Light as an electromagnetic wave can be affected by electromagnetic "objects" - and those exist plenty in any form of matter, because molecules and atoms are made up from electric charges. Those electric charges can be combined in many different ways. Some of them allow the light to pass through, some of them don't. To put things in very simple (but hopefully better understandable) terms: Typically light bounces off of molecules and around in the matter. Due to this bouncing, the light is slowed down, i.e. the velocity of light is lower in matter than in vacuum. Another thing that happens often is that light just has the right frequency and all its energy is gone after it hits an appropriate molecule. The energy is then converted into vibration and rotation of the molecule - and the light itself is gone and can therefore not pass the matter any longer. This is what happens in the little experiment proposed at the beginning of this section.
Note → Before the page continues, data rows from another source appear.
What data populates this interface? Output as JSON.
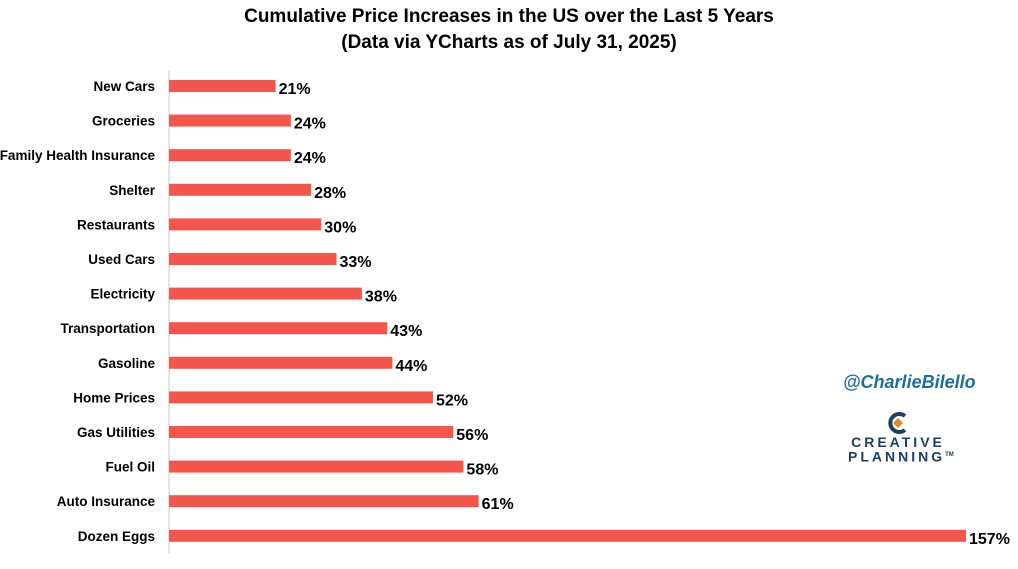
{
  "title": {
    "line1": "Cumulative Price Increases in the US over the Last 5 Years",
    "line2": "(Data via YCharts as of July 31, 2025)"
  },
  "watermark": {
    "handle": "@CharlieBilello",
    "logo_line1": "CREATIVE",
    "logo_line2": "PLANNING",
    "logo_mark": "TM"
  },
  "colors": {
    "bar": "#f4564b",
    "logo_blue": "#1f3f60",
    "logo_orange": "#e3872b",
    "handle": "#1b6f9c"
  },
  "chart_data": {
    "type": "bar",
    "orientation": "horizontal",
    "title": "Cumulative Price Increases in the US over the Last 5 Years (Data via YCharts as of July 31, 2025)",
    "xlabel": "",
    "ylabel": "",
    "unit": "%",
    "xlim": [
      0,
      157
    ],
    "grid": false,
    "categories": [
      "New Cars",
      "Groceries",
      "Family Health Insurance",
      "Shelter",
      "Restaurants",
      "Used Cars",
      "Electricity",
      "Transportation",
      "Gasoline",
      "Home Prices",
      "Gas Utilities",
      "Fuel Oil",
      "Auto Insurance",
      "Dozen Eggs"
    ],
    "values": [
      21,
      24,
      24,
      28,
      30,
      33,
      38,
      43,
      44,
      52,
      56,
      58,
      61,
      157
    ],
    "value_labels": [
      "21%",
      "24%",
      "24%",
      "28%",
      "30%",
      "33%",
      "38%",
      "43%",
      "44%",
      "52%",
      "56%",
      "58%",
      "61%",
      "157%"
    ]
  }
}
If you happen to have a matter where light can just go through, then you could think of the molecules as receiving antennas which are not tuned to the correct frequency. The light wave does not "see" those antennas and just passes between them (and there is lots of space between molecules).
So, light can travel in matter only, if the matter physically allows for that. Typically, it doesn't. Light can be absorbed, reflected, or transmitted. It depends on the kind of light (i.e. frequency of the electromagnetic radiation) and the kind of matter that it interacts with.
Are all electromagnetic waves quantized?
Yes. They are. Also heat radiation. Heat is a critical topic, since the kind of heat that we humans can feel is "incoherent motion of molecules", which can be mediated by matter and radiation. The latter one is the one you were asking for.
Yes, they are.
Can waves of each type have the same wavelengths?
Yes, this is entirely possible, but some physical limits must be respected. I.e. it does not make sense to have a sound wave that has a shorter wavelengths than the size of the molecules that it its medium is made of. Sure, there are other limiting factors in the sound wave example that have to do with inertia of molecules, viscosity, etc... But let's say you have a sound wave with 440 Hz... It is no problem to have an electromagnetic wave with this frequency. You just won't see or feel it, because of its low frequency, that is well below anything we humans can perceive.
Yes, it is possible, but don't mix up the effects - you would not start to hear such a light wave, nor would you start to see the sound wave.